The rare treat of experiencing Niki Haris on a small stage. Every year at the end-of-summer climax event, the Vail Jazz Party, the first tickets to sell out are for Niki Haris’ Gospel Prayer Meetin.’ The incredible soul singer who spent years touring with Madonna might be making a rarefied appearance on a smaller, indoor stage, but you can rest assured that her output will be as large and in-charge as ever. She gambols through a potent gamut of romping numbers while saluting her fellow sisters of soul on March 19.

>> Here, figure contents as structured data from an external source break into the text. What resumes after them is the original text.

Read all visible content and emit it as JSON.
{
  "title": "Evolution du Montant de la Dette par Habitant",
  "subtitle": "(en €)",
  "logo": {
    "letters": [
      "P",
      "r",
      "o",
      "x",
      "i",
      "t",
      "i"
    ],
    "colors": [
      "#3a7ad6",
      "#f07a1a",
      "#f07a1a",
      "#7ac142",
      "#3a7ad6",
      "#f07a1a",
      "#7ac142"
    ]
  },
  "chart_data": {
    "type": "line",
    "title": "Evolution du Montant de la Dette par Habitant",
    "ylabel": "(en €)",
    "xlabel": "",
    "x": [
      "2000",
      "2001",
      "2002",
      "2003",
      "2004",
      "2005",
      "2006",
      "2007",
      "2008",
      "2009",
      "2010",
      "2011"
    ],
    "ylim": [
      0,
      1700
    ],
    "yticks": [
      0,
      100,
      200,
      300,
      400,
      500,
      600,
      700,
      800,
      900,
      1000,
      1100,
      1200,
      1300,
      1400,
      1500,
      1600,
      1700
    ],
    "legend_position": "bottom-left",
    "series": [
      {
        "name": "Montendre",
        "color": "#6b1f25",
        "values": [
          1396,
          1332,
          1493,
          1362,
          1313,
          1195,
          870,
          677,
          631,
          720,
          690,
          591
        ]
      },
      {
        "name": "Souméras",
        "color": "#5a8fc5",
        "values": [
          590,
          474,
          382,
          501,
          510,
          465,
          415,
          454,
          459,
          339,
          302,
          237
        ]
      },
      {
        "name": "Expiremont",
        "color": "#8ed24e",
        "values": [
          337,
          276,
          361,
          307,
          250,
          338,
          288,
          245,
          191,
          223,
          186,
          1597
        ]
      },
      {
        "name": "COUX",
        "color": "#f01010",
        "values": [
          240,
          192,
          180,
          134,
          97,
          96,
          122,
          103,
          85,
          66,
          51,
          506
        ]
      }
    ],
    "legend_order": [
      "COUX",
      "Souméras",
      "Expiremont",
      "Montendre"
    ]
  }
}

The opportunity to witness John Chin before he’s swept up in big-time stardom. Born in South Korea and raised in California before moving to New York City and becoming a fixture of the Big Apple’s deep talent pool, John Chin draws inspiration not only from traditional jazz, but from pop, western and classical genres in his unique compositions. He’s released four albums as a bandleader and was nominated for a Grammy for his work on René Marie’s 2017 “Sound of Red” release. If you caught him performing with Marie in her Vail debut a couple of summers ago, you know he’s on a skyward trajectory. Don’t miss him at The Sonnenalp on March 26.

Supporting the future of musical talent, locally and globally. In addition to bringing in some of the world’s finest artists for the Winter Series and the pageant of free and ticketed summer performances, Vail Jazz also does its part in fostering generations of musicians to come through unique educational programs. These include the year-round Vail Jazz Goes to School program as well as the free summertime Jammin’ Jazz Kids sessions and the Vail Jazz Workshop, which selects and finances 12 of America’s top teenage musical prodigies in an intensive, week-long study group that culminates with live performances at the Vail Jazz Labor Day Weekend Party. Every ticket purchased for a Vail Jazz performance or a donation made directly supports the nonprofit’s educational initiatives which, in turn, secures amazing talent for our children and their children to enjoy.

Classy date night. It’s a beautiful, cold, wintery night and there you are, cozied up with your loved one in the elegant Ludwig’s Terrace, a glass of wine and gourmet meal on the table and one of the planet’s most talented musicians providing a scintillating live soundtrack a few feet away. A night out in Vail doesn’t really get more romantic.